Çözüldü: Samanyolu'nda Gamma Işını Dağılımının Gizemi

Pin
Send
Share
Send

Bir astrofizikçiler ekibi Samanyolu galaksimizdeki gama ışınlarının dağılımının gizemini çözdü. Bazı araştırmacılar, dağıtımın tespit edilemeyen bir “karanlık madde” önerdiğini düşünürken, Kaliforniya Üniversitesi, San Diego ekibi, galaksinin standart fiziksel modellerine dayanan bir açıklama önerdi.

En sonuncusu Fiziksel İnceleme Mektupları dergisinin 10 Temmuz sayısında çıkan iki ayrı bilimsel makalede astrofizikçiler, gama ışınlarının bu dağılımının, elementlerin radyoaktif bozunmasından “antimadde pozitronlar” yoluyla açıklanabileceğini gösteriyor. galakside büyük yıldız patlamaları ile yaratılan, galakside yayılır. Bu, bilim adamları, gama ışınlarının gözlenen dağılımının karanlık madde için bir kanıt olmadığını söyledi.

UCSD'de bir araştırma bilimcisi olan Richard Rothschild ve Claremont'ta bir fizik profesörü olan James Higdon ile UC San Diego'nun Astrofizik ve Uzay Bilimleri Merkezi'nde araştırma bilimcisi olan Richard Lingenfelter ve “Büyük bir gizem yok” dedi. Kolejler. “Gözlenen gama ışınlarının dağılımı aslında standart görüntü ile oldukça tutarlıdır.”
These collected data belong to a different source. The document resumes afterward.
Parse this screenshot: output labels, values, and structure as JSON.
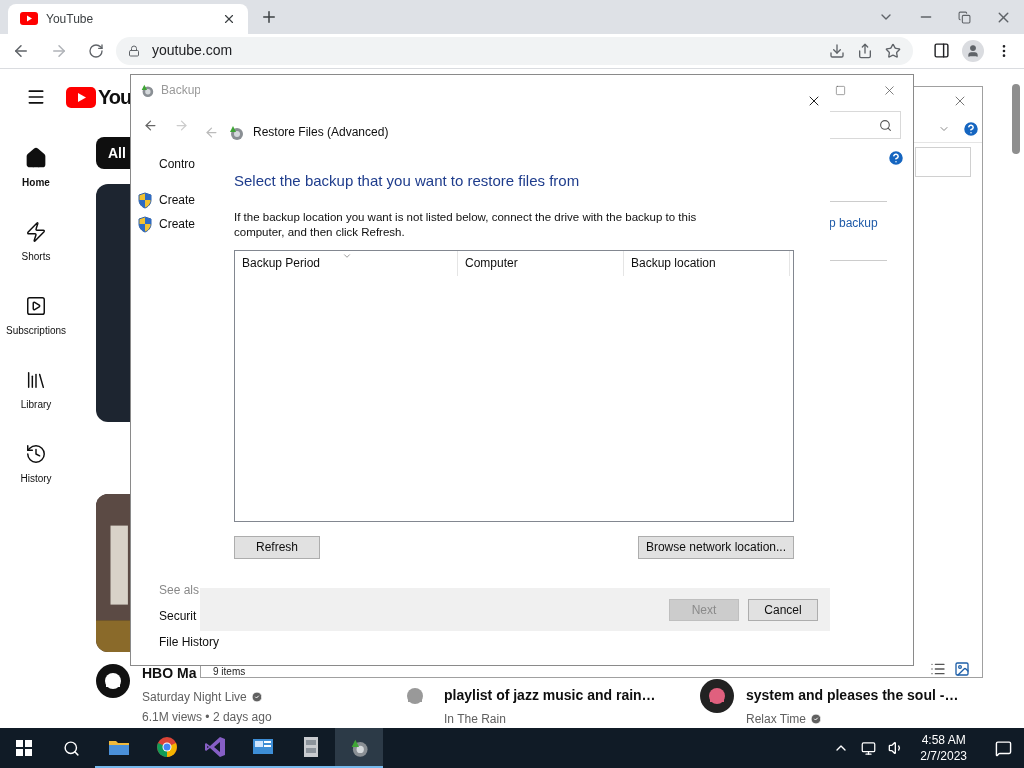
{
  "browser": {
    "tab_title": "YouTube",
    "address": "youtube.com"
  },
  "youtube": {
    "logo": "You",
    "sidebar": [
      {
        "kind": "home",
        "label": "Home",
        "selected": true
      },
      {
        "kind": "shorts",
        "label": "Shorts",
        "selected": false
      },
      {
        "kind": "subscriptions",
        "label": "Subscriptions",
        "selected": false
      },
      {
        "kind": "library",
        "label": "Library",
        "selected": false
      },
      {
        "kind": "history",
        "label": "History",
        "selected": false
      }
    ],
    "chips": [
      {
        "label": "All",
        "selected": true
      }
    ],
    "videos": [
      {
        "title": "HBO Ma",
        "channel": "Saturday Night Live",
        "verified": true,
        "meta": "6.1M views • 2 days ago"
      },
      {
        "title": "playlist of jazz music and rain…",
        "channel": "In The Rain",
        "verified": false
      },
      {
        "title": "system and pleases the soul -…",
        "channel": "Relax Time",
        "verified": true
      }
    ]
  },
  "explorer": {
    "status": "9 items"
  },
  "backup_window": {
    "title": "Backup",
    "left_pane": [
      {
        "kind": "link",
        "label": "Contro"
      },
      {
        "kind": "shield",
        "label": "Create"
      },
      {
        "kind": "shield",
        "label": "Create"
      }
    ],
    "see_also": {
      "heading": "See als",
      "links": [
        "Securit",
        "File History"
      ]
    },
    "link": "p backup"
  },
  "dialog": {
    "title": "Restore Files (Advanced)",
    "heading": "Select the backup that you want to restore files from",
    "instructions": "If the backup location you want is not listed below, connect the drive with the backup to this computer, and then click Refresh.",
    "columns": [
      {
        "label": "Backup Period",
        "sorted": true
      },
      {
        "label": "Computer",
        "sorted": false
      },
      {
        "label": "Backup location",
        "sorted": false
      }
    ],
    "refresh": "Refresh",
    "browse": "Browse network location...",
    "next": {
      "label": "Next",
      "disabled": true
    },
    "cancel": {
      "label": "Cancel",
      "disabled": false
    }
  },
  "taskbar": {
    "apps": [
      {
        "kind": "folder",
        "selected": false
      },
      {
        "kind": "chrome",
        "selected": false
      },
      {
        "kind": "studio",
        "selected": false
      },
      {
        "kind": "panel",
        "selected": false
      },
      {
        "kind": "cabinet",
        "selected": false
      },
      {
        "kind": "backup",
        "selected": true
      }
    ],
    "time": "4:58 AM",
    "date": "2/7/2023"
  }
}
Geçtiğimiz beş yıl boyunca, Avrupa uydusu INTEGRAL'in gama ışını ölçümleri şaşkın astronomları, bazılarının "büyük bir gizem" olduğunu iddia etmesine yol açtı, çünkü bu gama ışınlarının Samanyolu galaksisinin farklı bölümlerine dağılması beklendiği gibi değildi.

Bu gizemin kaynağını açıklamak için, bazı gökbilimciler, gökbilimcilerin yıldızlardan ve galaksiler gibi görünür madde üzerindeki olağandışı çekimsel etkilerden var olduğundan şüphelenilen çeşitli karanlık madde biçimlerinin varlığını varsaymışlardı, ancak henüz bulamadılar.

Kesin olarak bilinen şey, galaksimizin ve diğerlerinin, tipik günlük elektronların karşımadde karşıtı olan pozitron olarak bilinen küçük atom altı parçacıklarla dolu olmasıdır. Bir elektron ve pozitron uzayda birbirleriyle karşılaştığında, iki parçacık imha eder ve enerjileri gama ışınları olarak salınır. Yani, elektron ve pozitron kaybolur ve iki veya üç gama ışını ortaya çıkar.

Higdon, “Bu pozitronlar neredeyse ışık hızında doğarlar ve yoğun ışık bulutlarında yeterince yavaşlamadan önce binlerce ışık yılı boyunca seyahat ederler ve ölüm dansında imha etmek için bir elektronla birleşme şansına sahip olurlar.” “Yavaşlamaları, uzayda yolculukları sırasında diğer parçacıkların sürüklenmesinden kaynaklanır. Yolculukları, ilerledikçe onları ileri geri dağıtan galaktik manyetik alandaki birçok dalgalanma tarafından da engellenir. Bütün bunlar, pozitronların süpernova patlamalarında doğum yerlerinden geçecekleri ortalama mesafenin hesaplanmasında dikkate alınmalıdır. ”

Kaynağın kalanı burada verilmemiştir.